The third possible choice, Jangiz Marri, has no political significance besides the only insignificant fact that he is Nawab Marri’s son. If he is appointed as the C.M. it will send a very wrong message to the Baloch nationalists that Mr. Sharif is pitting Mr. Marri against his own father and brothers who have taken a hard stance against the federal government. One of Islamabad’s oldest and deeply flawed policies has been the strategy of divide and rule among Balochs. But pitting a son against his father and brothers could be the worst and most extreme exhibition of that faulty policy.
Balochistan needs to get out of the old traditions to look forward. Here are three options we recommend.
First, the Pashtun mandate should be respected and the P.K.M.P. should be given an opportunity to elect Balochistan’s first full-time Pashtun chief minister. A respected figure like Nawab Ayaz Khan Jogezai, for example, could play that important role. This option may not work because it involves fielding a Pashtun chief minister in a dangerous situation against Baloch armed groups. Will a Pashtun nationalist be able to negotiate and influence the Baloch armed groups? If no, then the provincial government will ultimately fail in achieving its goal of stabilizing Balochistan. In that case, we also risk fanning Baloch-Pashtun communal disharmony.
Second, former senator and the President of the National Party, Dr. Abdul Malik Baloch should be considered for the office of the Chief Minister. He would become Balochistan’s first non-tribal chief minister. Dr. Baloch represents Balochistan’s middle class and he has taken enormous personal risks and opposition to defend peaceful democratic norms in Balochistan’s politics. His appointment will give faith to his supporters and like-minded political forces that peaceful democratic struggle pays off. Also, his appointment will encourage and empower Balochistan’s middle class to the extent that any citizens in Balochistan can dream of becoming the highest public official of the province.

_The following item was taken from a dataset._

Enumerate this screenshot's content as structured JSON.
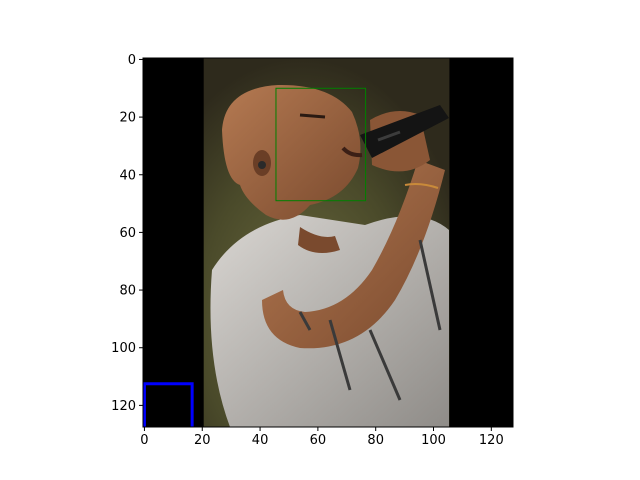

Third, Sardar Akhtar Mengal’s Balochistan National Party (B.N.P.) has performed very poorly in the elections and the prospects for him become the C.M. have soemehow faded away. Yet, Mr. Sharif can bring Mengal back and give him the important responsibility of heading Balochistan’s government. He is too important to be left behind. Mr. Mengal’s appointment may not benefit the P.M.L, P.K.M.P or the N.P. in terms of having their own party leaders on the coveted post. But pushing Mr. Mengal on the opposition benches will not be a very intelligent idea.
In case, the three majority parties do not reach consensus on one candidate, they should consider Mr. Mengal for the position. What distinguishes Mr. Mengal from the other candidates is his influence over Baloch nationalist politics. He heads the province’s largest political party which did not perform very well during the 2013 elections but Mr. Mengal is one of the last actual Baloch leaders who is still willing to negotiate with Pakistan. He should not be allowed to go to the camp that will cause problems for the new government.
Electing a dependable chief minister can help in addressing half of the problem in Balochistan while an incompetent and irresponsible C.M. like Nawab Aslam Raisani will aggravate the situation.